Limp Bizkit guitarist Wes Borland dressed up as Metallica’s James Hetfield onstage last week.
The nu metal frontrunners wrapped up their run of shows supporting San Francisco’s thrash giants with a stop at Empower Field in Denver, Colorado on Friday (June 27). During their slot, Borland paid tribute by dressing up in a vintage Metal Up Your Ass t-shirt as well as a curly blond wig, ripped blue jeans and a skull mask.
The get-up bore striking resemblance to how Hetfield looked at the start of Metallica’s career. The band’s 1983 debut album, Kill ’Em All, was originally set to be called Metal Up Your Ass before record label intervention.
For the set, Borland also played a Jackson guitar shaped similarly to a Gibson Explorer, with a label that read ‘EET PHO’. The Explorer has been a favourite model of Hetfield’s over the years, and during the touring cycle for 1988 album …And Justice For All, he played one with ‘EET FUK’ written on it.
The ‘EET FUK’ guitar, immortalised in Metallica’s vaunted concert video Live Shit: Binge And Purge, has been retired from live usage for some time and is now safely stored at the band’s HQ in San Rafael, California.
Borland’s cosplay isn’t the first time Limp Bizkit have bowed before Metallica. In 2003, singer Fred Durst and company covered 1986 track Welcome Home (Sanitarium) for an episode of MTV Icon dedicated to the California band. Sum 41, Snoop Dogg, Avril Lavigne, Korn, members of Staind, and Metallica themselves also performed on the programme.

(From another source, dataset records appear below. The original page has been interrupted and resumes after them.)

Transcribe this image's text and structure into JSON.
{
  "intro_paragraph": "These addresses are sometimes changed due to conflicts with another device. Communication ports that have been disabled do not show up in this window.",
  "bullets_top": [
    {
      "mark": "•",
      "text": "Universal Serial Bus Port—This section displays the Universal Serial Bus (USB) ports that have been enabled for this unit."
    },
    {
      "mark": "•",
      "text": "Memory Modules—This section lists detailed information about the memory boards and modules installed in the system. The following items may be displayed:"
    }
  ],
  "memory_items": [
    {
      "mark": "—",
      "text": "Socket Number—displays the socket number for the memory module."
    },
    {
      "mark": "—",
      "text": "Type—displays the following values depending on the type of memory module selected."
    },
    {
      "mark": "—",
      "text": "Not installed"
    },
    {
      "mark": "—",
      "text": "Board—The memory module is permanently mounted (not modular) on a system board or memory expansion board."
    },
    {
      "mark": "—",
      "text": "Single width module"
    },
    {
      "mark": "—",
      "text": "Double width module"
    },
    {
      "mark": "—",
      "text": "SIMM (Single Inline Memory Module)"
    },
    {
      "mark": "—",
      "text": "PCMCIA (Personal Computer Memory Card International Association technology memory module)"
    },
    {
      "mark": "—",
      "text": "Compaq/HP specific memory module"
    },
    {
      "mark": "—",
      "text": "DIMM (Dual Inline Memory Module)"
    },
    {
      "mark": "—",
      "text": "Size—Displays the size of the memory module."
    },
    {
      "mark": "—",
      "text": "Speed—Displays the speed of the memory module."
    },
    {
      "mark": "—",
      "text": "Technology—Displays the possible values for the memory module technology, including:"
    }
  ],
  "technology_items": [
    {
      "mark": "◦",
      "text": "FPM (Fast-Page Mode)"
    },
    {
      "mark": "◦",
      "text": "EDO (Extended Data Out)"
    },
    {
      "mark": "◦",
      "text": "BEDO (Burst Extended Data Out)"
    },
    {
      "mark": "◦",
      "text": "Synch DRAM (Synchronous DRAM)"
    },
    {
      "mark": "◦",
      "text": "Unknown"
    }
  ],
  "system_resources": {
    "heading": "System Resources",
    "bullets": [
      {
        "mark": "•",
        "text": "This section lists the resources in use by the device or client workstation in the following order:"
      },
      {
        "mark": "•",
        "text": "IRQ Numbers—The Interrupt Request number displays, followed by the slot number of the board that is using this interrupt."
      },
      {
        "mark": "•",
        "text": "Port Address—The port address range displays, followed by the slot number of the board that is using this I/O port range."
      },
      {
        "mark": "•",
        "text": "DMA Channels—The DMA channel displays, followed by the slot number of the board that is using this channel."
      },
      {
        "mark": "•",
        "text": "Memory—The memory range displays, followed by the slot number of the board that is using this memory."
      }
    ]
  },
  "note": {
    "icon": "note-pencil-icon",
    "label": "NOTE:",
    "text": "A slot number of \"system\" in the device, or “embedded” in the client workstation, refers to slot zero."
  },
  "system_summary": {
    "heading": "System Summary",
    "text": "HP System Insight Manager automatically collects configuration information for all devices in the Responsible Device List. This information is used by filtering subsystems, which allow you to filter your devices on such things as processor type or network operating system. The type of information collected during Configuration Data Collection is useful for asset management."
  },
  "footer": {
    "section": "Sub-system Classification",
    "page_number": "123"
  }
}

Now that their run with Metallica has ended, Limp Bizkit are focussing on the festival summer. They will play the Reading and Leeds festivals in the UK in August, as well as dates in Abu Dhabi in the United Arab Emirates and Istanbul, Turkey. Frontman Fred Durst will perform at Ozzy Osbourne’s farewell show in Birmingham, UK on Saturday (July 5).
As for Metallica, the band will also be at Osbourne’s swansong. They’ll then tour Australia in November and play two shows in the Middle East in December, before coming back to Europe in summer 2026.